Sustained, drug-free control of HIV-1 replication is naturally achieved in less than 0.5% of infected individuals (here termed ‘elite controllers’), despite the presence of a replication-competent viral reservoir 1 . Inducing such an ability to spontaneously maintain undetectable plasma viraemia is a major objective of HIV-1 cure research, but the characteristics of proviral reservoirs in elite controllers remain to be determined.
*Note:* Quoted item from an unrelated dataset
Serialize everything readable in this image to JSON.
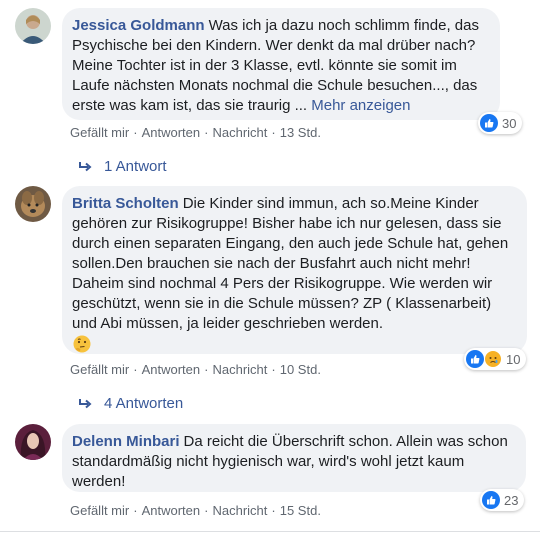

Here, using next-generation sequencing of near-full-length single HIV-1 genomes and corresponding chromosomal integration sites, we show that the proviral reservoirs of elite controllers frequently consist of oligoclonal to near-monoclonal clusters of intact proviral sequences. In contrast to individuals treated with long-term antiretroviral therapy, intact proviral sequences from elite controllers were integrated at highly distinct sites in the human genome and were preferentially located in centromeric satellite DNA or in Krüppel-associated box domain-containing zinc finger genes on chromosome 19, both of which are associated with heterochromatin features. Moreover, the integration sites of intact proviral sequences from elite controllers showed an increased distance to transcriptional start sites and accessible chromatin of the host genome and were enriched in repressive chromatin marks. These data suggest that a distinct configuration of the proviral reservoir represents a structural correlate of natural viral control, and that the quality, rather than the quantity, of viral reservoirs can be an important distinguishing feature for a functional cure of HIV-1 infection. Moreover, in one elite controller, we were unable to detect intact proviral sequences despite analysing more than 1.5 billion peripheral blood mononuclear cells, which raises the possibility that a sterilizing cure of HIV-1 infection, which has previously been observed only following allogeneic haematopoietic stem cell transplantation 2 , 3 , may be feasible in rare instances. In individuals who have achieved natural control of HIV-1 without drug treatment, intact proviral sequences are integrated into genomic regions that are not permissive to active viral transcription, indicating deep latency of the virus.